One hot encoding and cross validation in kaggle.

  • AI
  • kaggle

posted on 16 Oct 2017 under category 人生经验

One hot encoding

竞赛中需要对特定的feature进行one hot encoding,其他的feature保持不变。假设以”_cat”结尾的feature是category的,以”_bin”结尾的是binary的,

则下面代码会实现对这两种feature的one hot encoding。

import pandas as pd

def one_hot_encoding(raw_train_df, raw_test_df):
    col_id = "id"
    col_target = "target"
    col_X = raw_train_df.columns.tolist()
    col_X.remove(col_id)
    col_X.remove(col_target)
    col_cat_X = [a for a in col_X if a.endswith("cat") or a.endswith("bin")]
    
    train_id = raw_train_df[col_id]
    train_target = raw_train_df[col_target]
    test_id = raw_test_df[col_id]
    
    combine_df = pd.concat([raw_train_df[col_X], raw_test_df[col_X]])
    combine_dummied_df = pd.get_dummies(combine_df, columns=col_cat_X)
    
    train_df = combine_dummied_df[:raw_train_df.shape[0]]
    test_df = combine_dummied_df[raw_train_df.shape[0]:]

    train_df = pd.concat([train_id, train_target, train_df], axis=1)
    test_df = pd.concat([test_id, test_df], axis=1)
    
    return train_df, test_df

Cross validation

虽然sklearn有自己的cross_validation_score,但是有时还是不能满足要求(可能也是我没发现),比如用nomalized gini做score function的时候,比较的

是instance之间predict_proba的相对大小,因此需要自己实现一个cv和score function。

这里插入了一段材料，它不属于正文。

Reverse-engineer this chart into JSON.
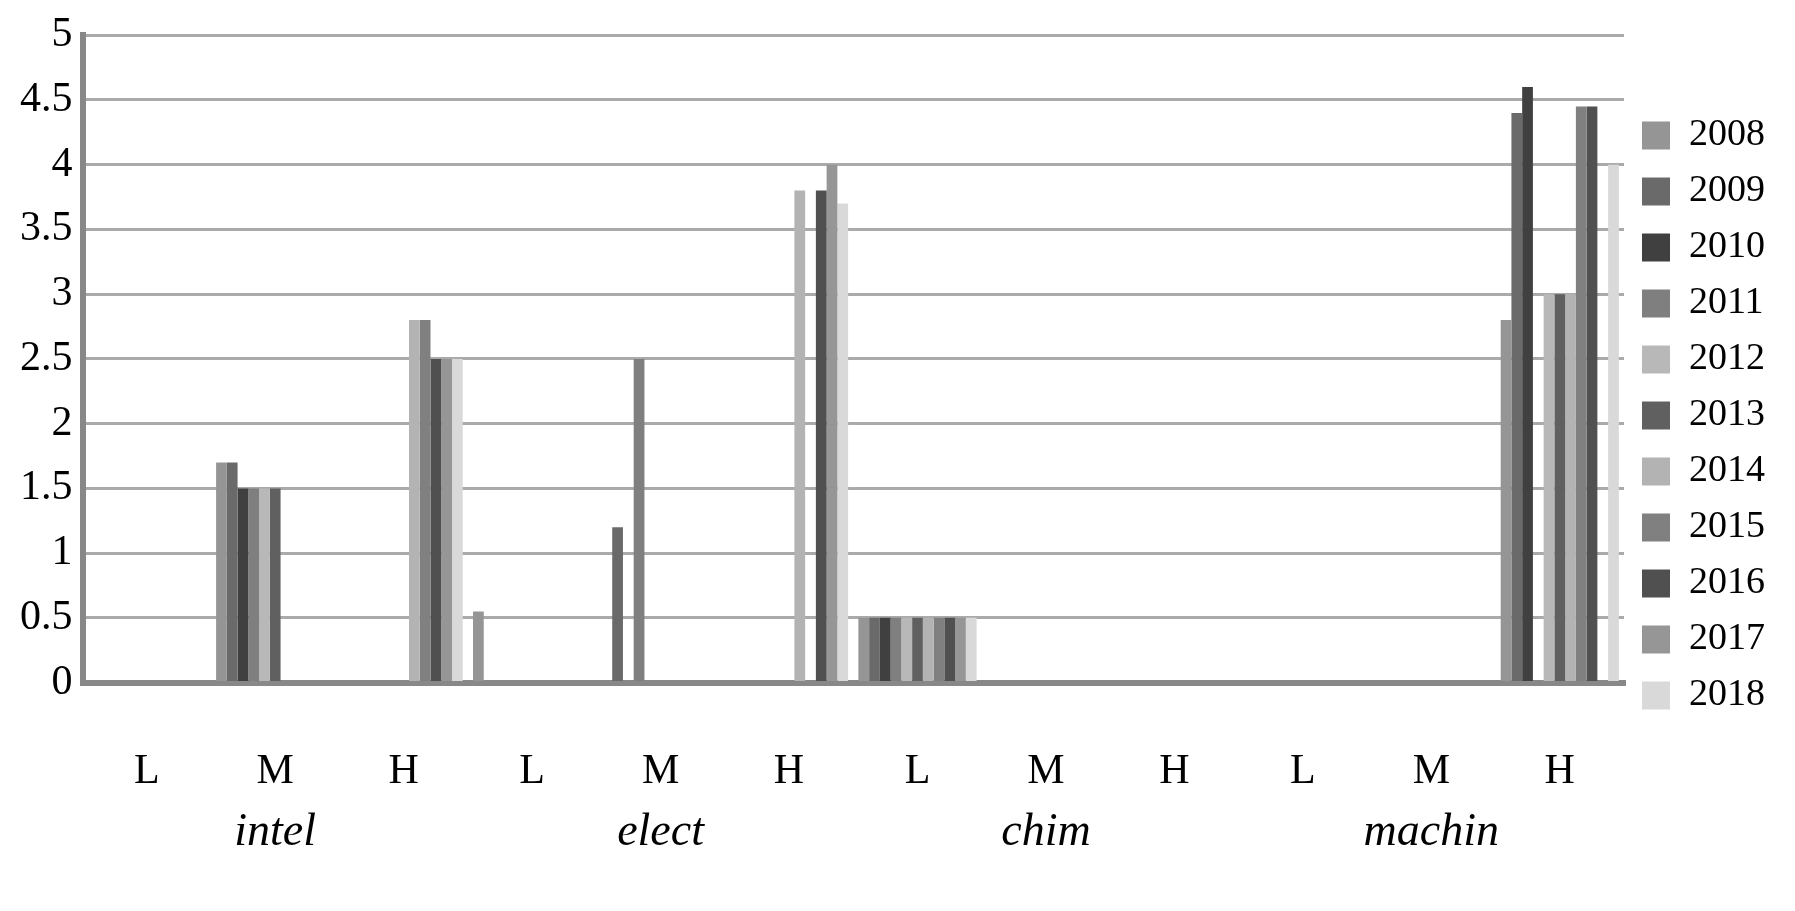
{
  "chart_data": {
    "type": "bar",
    "categories": [
      "L",
      "M",
      "H",
      "L",
      "M",
      "H",
      "L",
      "M",
      "H",
      "L",
      "M",
      "H"
    ],
    "annotations": [
      "intel",
      "elect",
      "chim",
      "machin"
    ],
    "ylim": [
      0,
      5
    ],
    "yticks": [
      0,
      {
        "value": 0.5,
        "label": "0.5"
      },
      1,
      {
        "value": 1.5,
        "label": "1.5"
      },
      2,
      {
        "value": 2.5,
        "label": "2.5"
      },
      3,
      {
        "value": 3.5,
        "label": "3.5"
      },
      4,
      {
        "value": 4.5,
        "label": "4.5"
      },
      5
    ],
    "grid": "y",
    "legend": "right",
    "series": [
      {
        "name": "2008",
        "color": "#959595",
        "values": [
          null,
          1.7,
          null,
          0.55,
          null,
          null,
          0.5,
          null,
          null,
          null,
          null,
          2.8
        ]
      },
      {
        "name": "2009",
        "color": "#6a6a6a",
        "values": [
          null,
          1.7,
          null,
          null,
          1.2,
          null,
          0.5,
          null,
          null,
          null,
          null,
          4.4
        ]
      },
      {
        "name": "2010",
        "color": "#404040",
        "values": [
          null,
          1.5,
          null,
          null,
          null,
          null,
          0.5,
          null,
          null,
          null,
          null,
          4.6
        ]
      },
      {
        "name": "2011",
        "color": "#7f7f7f",
        "values": [
          null,
          1.5,
          null,
          null,
          2.5,
          null,
          0.5,
          null,
          null,
          null,
          null,
          null
        ]
      },
      {
        "name": "2012",
        "color": "#b8b8b8",
        "values": [
          null,
          1.5,
          null,
          null,
          null,
          null,
          0.5,
          null,
          null,
          null,
          null,
          3.0
        ]
      },
      {
        "name": "2013",
        "color": "#606060",
        "values": [
          null,
          1.5,
          null,
          null,
          null,
          null,
          0.5,
          null,
          null,
          null,
          null,
          3.0
        ]
      },
      {
        "name": "2014",
        "color": "#b3b3b3",
        "values": [
          null,
          null,
          2.8,
          null,
          null,
          3.8,
          0.5,
          null,
          null,
          null,
          null,
          3.0
        ]
      },
      {
        "name": "2015",
        "color": "#808080",
        "values": [
          null,
          null,
          2.8,
          null,
          null,
          null,
          0.5,
          null,
          null,
          null,
          null,
          4.45
        ]
      },
      {
        "name": "2016",
        "color": "#505050",
        "values": [
          null,
          null,
          2.5,
          null,
          null,
          3.8,
          0.5,
          null,
          null,
          null,
          null,
          4.45
        ]
      },
      {
        "name": "2017",
        "color": "#969696",
        "values": [
          null,
          null,
          2.5,
          null,
          null,
          4.0,
          0.5,
          null,
          null,
          null,
          null,
          null
        ]
      },
      {
        "name": "2018",
        "color": "#d9d9d9",
        "values": [
          null,
          null,
          2.5,
          null,
          null,
          3.7,
          0.5,
          null,
          null,
          null,
          null,
          4.0
        ]
      }
    ]
  }
}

from sklearn.model_selection import train_test_split, KFold

def gini(y, pred):
    g = np.asarray(np.c_[y, pred, np.arange(len(y)) ], dtype=np.float)
    g = g[np.lexsort((g[:,2], -1*g[:,1]))]
    gs = g[:,0].cumsum().sum() / g[:,0].sum()
    gs -= (len(y) + 1) / 2.
    return gs / len(y)


def gini_normalized(y, pred):
    return gini(y, pred) / gini(y, y)
    
cv_scores = []
k_fold = 5
kf = KFold(n_splits=k_fold, shuffle=True, random_state=100)
for train_index, test_index in kf.split(X_train):
    rf.fit(X_train.loc[train_index], y_train.loc[train_index])
    pred_val_cv = [a[1] for a in rf.predict_proba(X_train.loc[test_index])]
    cv_scores.append(gini_normalized(y_train.loc[test_index], pred_val_cv))
    print "One round done."
    
print "cv gini score: {}".format(np.mean(cv_scores))